Пат рассказал – наверное, излишне подробно, даже набросал схемку на клочке бумаги – со стрелочками. Лайос изучал схемку несколько мгновений, пальцы его скользили по нарисованным Патом линиям, словно он был слеп и читал шрифт Брайля. Так же, как до того его пальцы скользили по ладони Пата...
- Спасибо. – Пат кивнул в ответ; в свете начавшего заваливаться на запад солнца глаза Лайоса показались ему неожиданно теплыми, без всегдашней холодящей водяной прозрачности. Ему вдруг стало страшно за этого человека; как бы он не убеждал себя, что нечего принимать близко к сердцу Лайоса, неожиданно ворвавшегося в его жизнь, все ожившие воспоминания кричали, орали об обратном.
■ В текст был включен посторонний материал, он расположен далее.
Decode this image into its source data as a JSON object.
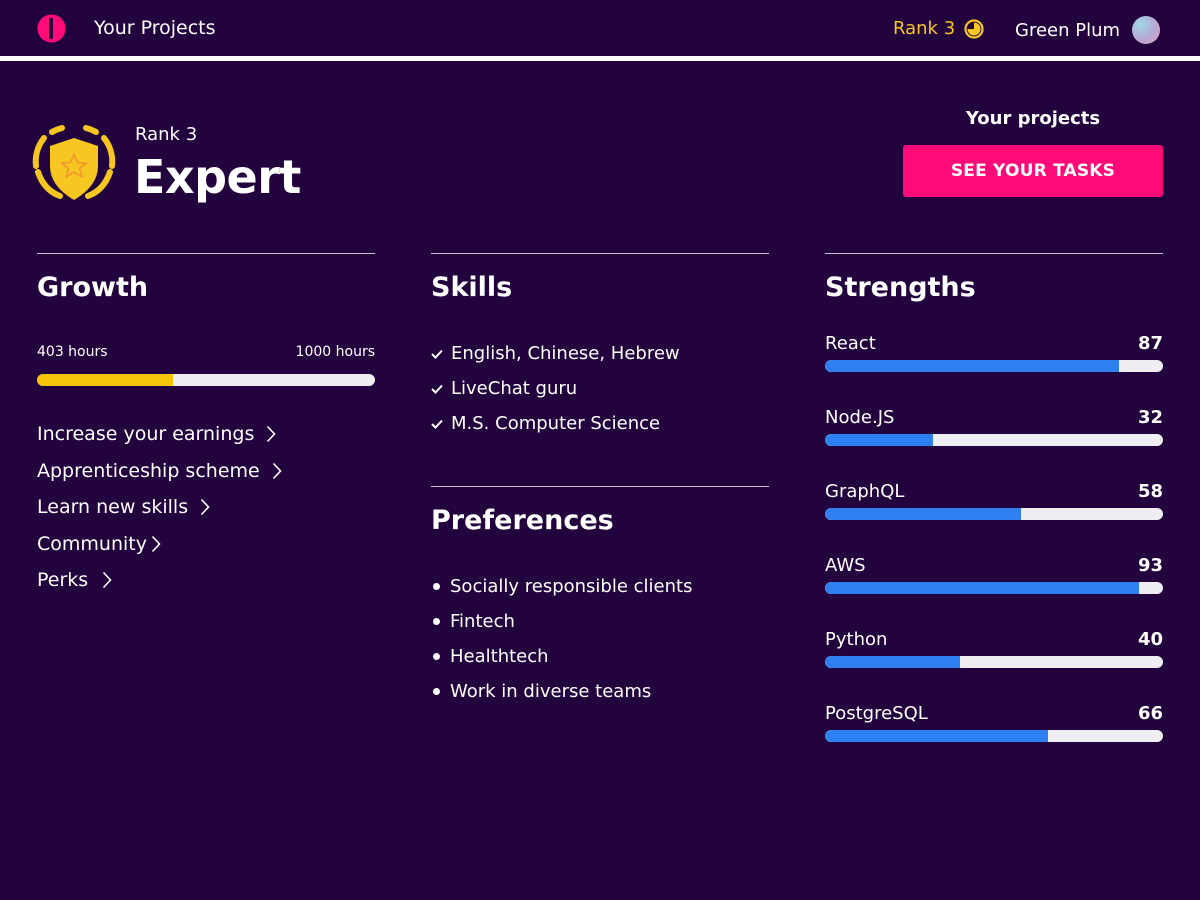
{
  "topbar": {
    "title": "Your Projects",
    "rank": "Rank 3",
    "user_name": "Green Plum"
  },
  "header": {
    "rank_label": "Rank 3",
    "level": "Expert",
    "projects_heading": "Your projects",
    "cta_label": "SEE YOUR TASKS"
  },
  "growth": {
    "title": "Growth",
    "current_label": "403 hours",
    "target_label": "1000 hours",
    "progress": 0.403,
    "links": [
      "Increase your earnings",
      "Apprenticeship scheme",
      "Learn new skills",
      "Community",
      "Perks"
    ]
  },
  "skills": {
    "title": "Skills",
    "items": [
      "English, Chinese, Hebrew",
      "LiveChat guru",
      "M.S. Computer Science"
    ]
  },
  "preferences": {
    "title": "Preferences",
    "items": [
      "Socially responsible clients",
      "Fintech",
      "Healthtech",
      "Work in diverse teams"
    ]
  },
  "strengths": {
    "title": "Strengths",
    "items": [
      {
        "name": "React",
        "value": 87
      },
      {
        "name": "Node.JS",
        "value": 32
      },
      {
        "name": "GraphQL",
        "value": 58
      },
      {
        "name": "AWS",
        "value": 93
      },
      {
        "name": "Python",
        "value": 40
      },
      {
        "name": "PostgreSQL",
        "value": 66
      }
    ]
  },
  "colors": {
    "background": "#22033d",
    "accent_pink": "#ff0a78",
    "accent_yellow": "#f7c408",
    "bar_blue": "#2f80f0"
  },
  "icons": {
    "logo": "brand-logo-icon",
    "rank": "rank-clock-icon",
    "badge": "shield-star-badge-icon",
    "link": "chevron-right-icon",
    "skill": "check-icon",
    "preference": "bullet-dot-icon"
  }
}
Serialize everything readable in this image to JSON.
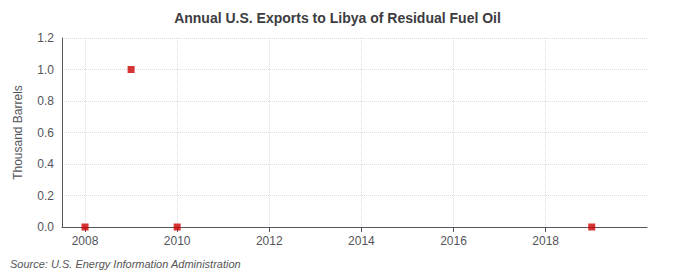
{
  "chart_data": {
    "type": "scatter",
    "title": "Annual U.S. Exports to Libya of Residual Fuel Oil",
    "ylabel": "Thousand Barrels",
    "annotation": "Source: U.S. Energy Information Administration",
    "x": [
      2008,
      2009,
      2010,
      2019
    ],
    "values": [
      0.0,
      1.0,
      0.0,
      0.0
    ],
    "color": "#cc0000",
    "marker": "square",
    "xlim": [
      2007.5,
      2020.2
    ],
    "xticks": [
      2008,
      2010,
      2012,
      2014,
      2016,
      2018
    ],
    "ylim": [
      0.0,
      1.2
    ],
    "yticks": [
      {
        "value": 0.0,
        "label": "0.0"
      },
      0.2,
      0.4,
      0.6,
      0.8,
      {
        "value": 1.0,
        "label": "1.0"
      },
      1.2
    ],
    "grid": true
  }
}
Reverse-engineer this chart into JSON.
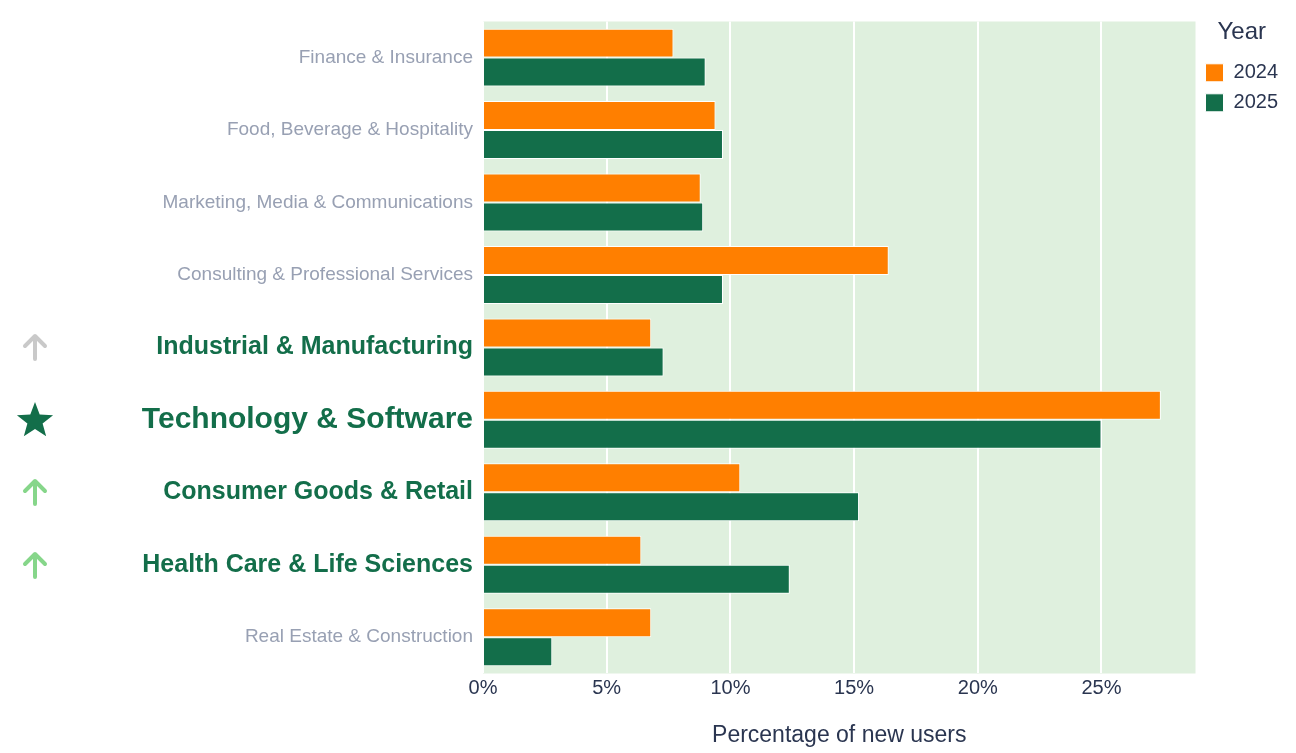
{
  "chart_data": {
    "type": "bar",
    "orientation": "horizontal",
    "xlabel": "Percentage of new users",
    "legend_title": "Year",
    "legend": "top right",
    "grid": "x",
    "categories": [
      "Finance & Insurance",
      "Food, Beverage & Hospitality",
      "Marketing, Media & Communications",
      "Consulting & Professional Services",
      "Industrial & Manufacturing",
      "Technology & Software",
      "Consumer Goods & Retail",
      "Health Care & Life Sciences",
      "Real Estate & Construction"
    ],
    "series": [
      {
        "name": "2024",
        "color": "#ff7f00",
        "values": [
          7.7,
          9.4,
          8.8,
          16.4,
          6.8,
          27.4,
          10.4,
          6.4,
          6.8
        ]
      },
      {
        "name": "2025",
        "color": "#136e4a",
        "values": [
          9.0,
          9.7,
          8.9,
          9.7,
          7.3,
          25.0,
          15.2,
          12.4,
          2.8
        ]
      }
    ],
    "xlim": [
      0,
      28.8
    ],
    "xticks": [
      {
        "value": 0,
        "label": "0%"
      },
      {
        "value": 5,
        "label": "5%"
      },
      {
        "value": 10,
        "label": "10%"
      },
      {
        "value": 15,
        "label": "15%"
      },
      {
        "value": 20,
        "label": "20%"
      },
      {
        "value": 25,
        "label": "25%"
      }
    ]
  }
}
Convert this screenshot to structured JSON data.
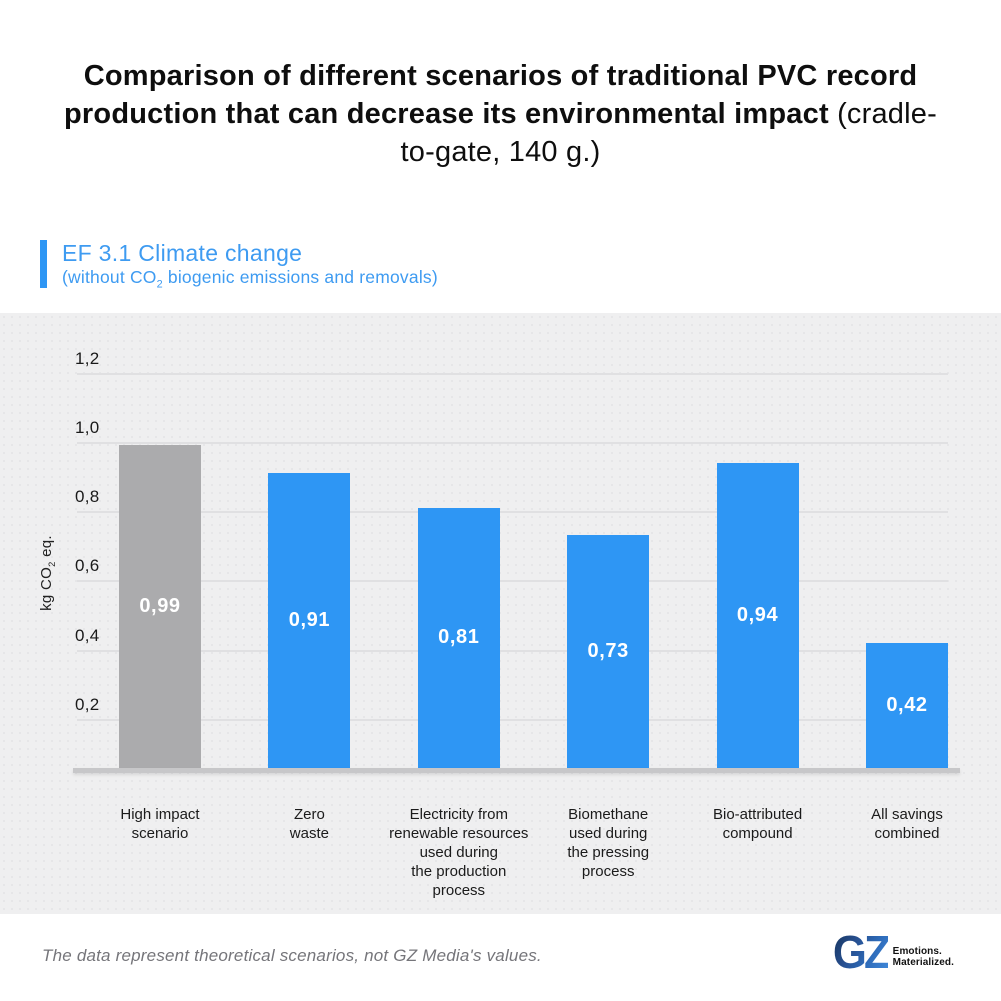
{
  "title": {
    "bold": "Comparison of different scenarios of traditional PVC record production that can decrease its environmental impact",
    "regular": " (cradle-to-gate, 140 g.)"
  },
  "section": {
    "heading": "EF 3.1 Climate change",
    "subheading": {
      "pre": "(without CO",
      "sub": "2",
      "post": " biogenic emissions and removals)"
    }
  },
  "chart_data": {
    "type": "bar",
    "title": "EF 3.1 Climate change (without CO2 biogenic emissions and removals)",
    "ylabel": {
      "pre": "kg CO",
      "sub": "2",
      "post": " eq."
    },
    "ylim": [
      0,
      1.2
    ],
    "grid": true,
    "legend": "none",
    "yticks": [
      {
        "value": 1.2,
        "label": "1,2"
      },
      {
        "value": 1.0,
        "label": "1,0"
      },
      {
        "value": 0.8,
        "label": "0,8"
      },
      {
        "value": 0.6,
        "label": "0,6"
      },
      {
        "value": 0.4,
        "label": "0,4"
      },
      {
        "value": 0.2,
        "label": "0,2"
      }
    ],
    "bars": [
      {
        "category_lines": [
          "High impact",
          "scenario"
        ],
        "value": 0.99,
        "display": "0,99",
        "color": "#ABABAD"
      },
      {
        "category_lines": [
          "Zero",
          "waste"
        ],
        "value": 0.91,
        "display": "0,91",
        "color": "#2E96F4"
      },
      {
        "category_lines": [
          "Electricity from",
          "renewable resources",
          "used during",
          "the production",
          "process"
        ],
        "value": 0.81,
        "display": "0,81",
        "color": "#2E96F4"
      },
      {
        "category_lines": [
          "Biomethane",
          "used during",
          "the pressing",
          "process"
        ],
        "value": 0.73,
        "display": "0,73",
        "color": "#2E96F4"
      },
      {
        "category_lines": [
          "Bio-attributed",
          "compound"
        ],
        "value": 0.94,
        "display": "0,94",
        "color": "#2E96F4"
      },
      {
        "category_lines": [
          "All savings",
          "combined"
        ],
        "value": 0.42,
        "display": "0,42",
        "color": "#2E96F4"
      }
    ]
  },
  "footer": {
    "disclaimer": "The data represent theoretical scenarios, not GZ Media's values.",
    "logo": {
      "text": "GZ",
      "tagline_line1": "Emotions.",
      "tagline_line2": "Materialized."
    }
  },
  "colors": {
    "bar_blue": "#2E96F4",
    "bar_gray": "#ABABAD",
    "heading_blue": "#3E9BF1",
    "accent_blue": "#2E96F4",
    "panel_bg": "#EFEFF0",
    "gridline": "#E0E0E2",
    "baseline": "#C7C7C9",
    "title_text": "#0E0E0E",
    "disclaimer_text": "#75757A",
    "bar_value_text": "#FFFFFF",
    "logo_navy": "#16345E",
    "logo_blue": "#3F87D9"
  }
}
Пат видел круговерть воинов в шлемах, безликих, с горящими сквозь узкие прорези глазами, взлетающие клинки, острия копий, звон, лязг и треск, грохот сшибающися щитов, глухой, деревянно-кожаный, крики, стоны, и отчетливо врывающееся хряцанье, с каким входит металл в плоть. И в этом кровавом аду всего на долю мгновения рядом с ним оказывается высокая фигура в таком же бронзовом доспехе, какой был у него самого. Глаза знакомо вспыхивают в прорези шлема; глаза, холодные и яростные для всех, для него почти ласковы. “Как? – Хорошо!” И будто хлебнул божественного нектара – руки обретают мощь, и ты становишься стооким Аргусом, способным видеть сразу всех противников. Лишь только потому, что рядом – он.
-...Куда же ты теперь?
Лайос пожимает плечами – не от того, что не знает, а скорее от того, что знает слишком хорошо. Но это Пат понял только сейчас, вечером, стоя у закрывшихся дверей райотдела. Женькин телефон не отвечал. Алекс... Пат ощущал в этом какой-то оттенок предательства – звонить сейчас Алексу. И вдруг перед ним, словно наяву, встали двое у машины Корибанова – Алекс и тот самый темноволосый следователь, которого Пат видел сегодня. И который, как он отчетливо ощутил, не верил в причастность Лайоса к убийствам.